Matt looks at him thoughtfully. "I don't know yet," he says. "The funeral helped. It was so sad..." He trails off, looking for the right way, maybe seeing the picture of those empty pews in his head again. "When he was acting all crazy, Kavinsky seemed like this big, evil guy. Just like you always seem really grown up to me, 'cause you're two years older. But then I remember that he was only 17, and that's so young. It's too young to be dead. I keep thinking about his gravestone. Like when you see someone who only lived from 1900-1917. It just doesn't feel right."
Ronan closes his eyes against that. "If he was alive, wouldn't you want him to be in jail though?"
Matt chews the top of his thumb. "Maybe. Sometimes it's hard to decide how serious he was. I don't think he ever thought I would actually die. I don't think he wanted me to."
Ronan makes a disbelieving sound. "You almost did die, though. He almost killed you."
"He knew you would save me," Matt says, dead certain as he looks at Ronan with his clear blue eyes. "I think he wished you would save him too."
Ronan's heart clenches in his chest, suddenly hard and heavy as a stone. He clenches his jaw tight and turns his body away, becoming remote and searching for the refuge of numbness he knows exists inside himself somewhere.
Matt lets him go. He starts gathering up their napkins and wrappers and dumps the remains of Ronan's mostly untouched lunch back into the paper bag, crumpling it all up and carrying it to a nearby garbage. Ronan watches him go, but he doesn't get up to follow until Matt returns to the bleachers and puts one foot up on the first one, waiting.
The silence continues between them until they're sitting in Ronan's BMW again.
"What he did was fucked up," Ronan says, not turning the car on.
"Yeah," Matt agrees softly.
"I don't forgive him," Ronan says, his voice hard at the edges but shamefully soft in the middle.

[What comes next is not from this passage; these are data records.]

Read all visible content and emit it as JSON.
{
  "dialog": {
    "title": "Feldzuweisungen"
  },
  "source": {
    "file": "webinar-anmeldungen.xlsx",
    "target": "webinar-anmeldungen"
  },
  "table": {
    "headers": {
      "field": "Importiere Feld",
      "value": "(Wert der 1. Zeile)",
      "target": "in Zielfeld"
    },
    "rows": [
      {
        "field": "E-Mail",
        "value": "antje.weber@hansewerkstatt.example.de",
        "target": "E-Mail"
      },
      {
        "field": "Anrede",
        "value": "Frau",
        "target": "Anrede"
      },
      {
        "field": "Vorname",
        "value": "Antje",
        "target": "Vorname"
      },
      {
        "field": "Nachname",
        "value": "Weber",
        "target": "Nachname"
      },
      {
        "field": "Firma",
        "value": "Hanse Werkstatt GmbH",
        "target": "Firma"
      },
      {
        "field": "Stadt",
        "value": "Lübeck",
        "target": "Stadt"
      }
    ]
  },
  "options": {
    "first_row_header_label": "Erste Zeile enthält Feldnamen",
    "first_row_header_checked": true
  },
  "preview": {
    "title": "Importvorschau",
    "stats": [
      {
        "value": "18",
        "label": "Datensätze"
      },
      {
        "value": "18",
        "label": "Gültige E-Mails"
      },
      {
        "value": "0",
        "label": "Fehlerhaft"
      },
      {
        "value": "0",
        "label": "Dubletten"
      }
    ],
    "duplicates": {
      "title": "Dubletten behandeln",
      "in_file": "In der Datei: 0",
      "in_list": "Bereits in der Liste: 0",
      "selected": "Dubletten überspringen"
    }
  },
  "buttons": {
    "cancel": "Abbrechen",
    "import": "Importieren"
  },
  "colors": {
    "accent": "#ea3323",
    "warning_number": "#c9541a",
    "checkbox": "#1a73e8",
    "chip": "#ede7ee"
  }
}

"You don't have to," Matt tells him.
Ronan doesn't say, I wish I could.
And when he dreams that night, Kavinsky is there again.
***
The third time Ronan dreams of Kavinsky he climbs onto the hood of the car next to him and it feels like a memory. He remembers it blurred around the edges: the sticky, hazy heat of summer; taking his shirt off and swallowing pills, awake and asleep in a minute-by-minute cycle; Kavinsky's fingers on his back so light they must have been a dream.
But he remembers it differently, now. Those light fingers and that jagged smile.
He leans forward and kisses Kavinsky, hard, so hard Kavinsky’s sunglasses press against Ronan's cheek. He takes them off and tosses them aside. He climbs over Kavinsky, presses him back against the windshield, feels Kavinsky gasp underneath him.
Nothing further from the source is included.